The latest quarterly provisional financial reports confirm what residents of the Free State experience daily, municipalities are financially collapsing, drowning in debt, and failing to deliver basic services. Instead of spending public money on repairing water pipes, maintaining electricity networks, or upgrading infrastructure, municipalities are underspending on grants, running up billions in unpaid debt, and operating far beyond their means.

The recently tabled Section 71(1) Financial Reports on the state of finances of local government in the Free State reiterate the dire state of financial management of municipalities as was exposed during the joint parliamentary oversight on local governments in the province.

These reports, although preliminary, paint a bleak picture of mismanagement across the province, from dismal revenue collection and collapsing infrastructure budgets to municipalities owing more to creditors than they can ever hope to recover.

  • Revenue collapse: Many municipalities are collecting only a fraction of what they should, crippling service delivery. Nala (10.5%), Phumelela (20%) and Mafube (21.4%) are the worst, far below the 95% norm. Others like Mohokare, Kopanong and Letsemeng can’t even provide reliable figures because of chaotic systems.
  • Spending beyond their means: Municipalities ran up a combined R2 billion deficit by June 2025, showing they are operating in the red.
  • Failure to use grant funding: By year-end, municipalities are projected to underspend by R807 million in conditional grants meant for development. Mangaung Metro alone is projected to underspend by nearly R589 million (55%), depriving residents of desperately needed improvements.
  • Infrastructure neglected: Money for water, electricity, and waste infrastructure projects is not being used optimally. Lejweleputswa (6.3%), Mohokare (7.9%) and Letsemeng (6.7%) spent almost nothing, often using capital project funds to cover salaries and running costs instead.
  • Maintenance ignored: Municipalities are spending only 2.9% of their budgets on repairs and maintenance, far below the 8% norm. This means income-generating infrastructure is breaking down faster, reducing revenue and worsening service delivery.
  • Debt crisis: Residents, businesses and even government departments owe municipalities R43.5 billion. Households make up the largest share, at R31.8 billion, with Mangaung (R12 billion), Matjhabeng (R8.3 billion) and Metsimaholo (R3.9 billion) being hardest hit.
  • Creditors unpaid: Municipalities themselves owe R36.5 billion, mostly to Eskom and water boards. Matjhabeng leads with R15.2 billion, followed by Maluti-a-Phofung (R8.2 billion) and Ngwathe (R2.8 billion).
  • Unfunded budgets: Only 9 of 23 municipalities passed balanced budgets for 2025/26. The rest are spending money they don’t have.
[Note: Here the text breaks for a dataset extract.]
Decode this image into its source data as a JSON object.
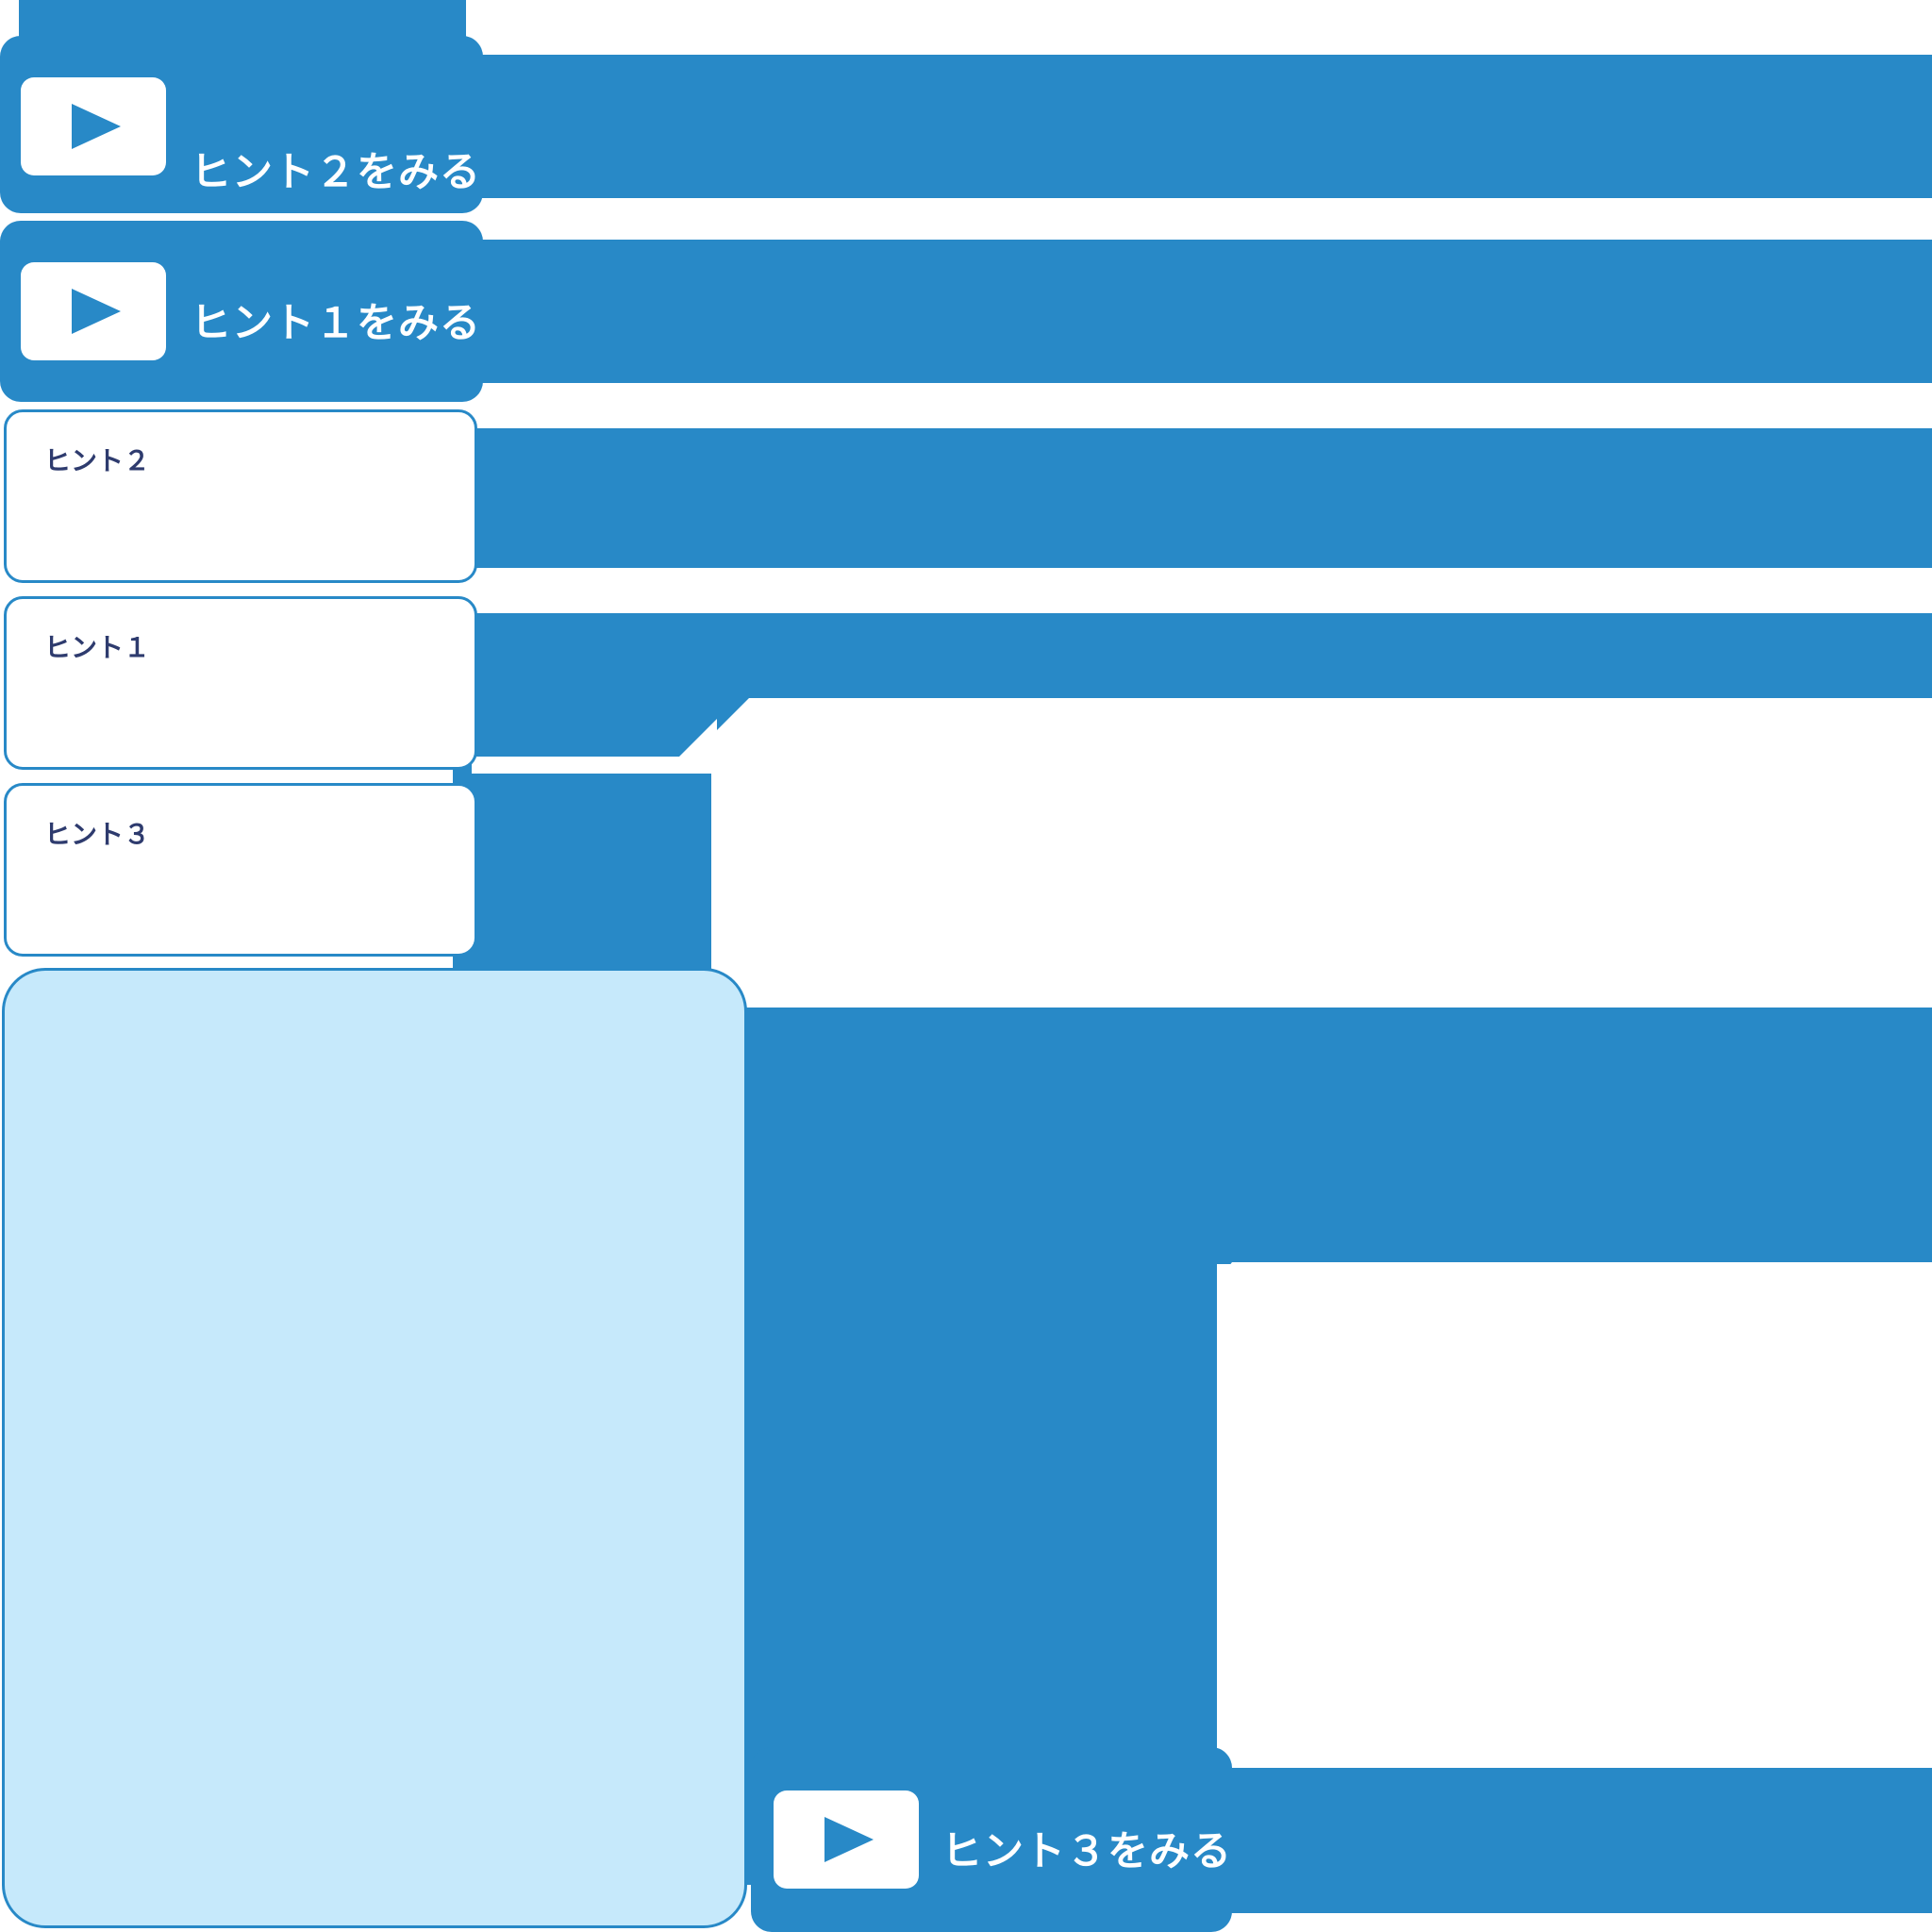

The Office of the Premier, MEC of CoGTA and Provincial Treasury will have to go back to the drawing board to ensure effective support is provided, to turn around the tide of poor financial management in the province, and to ensure consequence management is implemented. The DA will continue to call for the quarterly tabling of the reports in the legislature to serve as an early warning system and to ensure continued monitoring, accountability, and intervention where needed.

Local governments in the Free State will only be able to deliver quality basic services, grow the economy and create job opportunities when sound financial and performance management is implemented. The DA will continue to monitor the financial performance of municipalities across the Free State and demand accountability for poor financial decision-making, systems and wastage of public funds. Residents of the Free State deserve quality basic services to unlock social and economic opportunities to better their lives.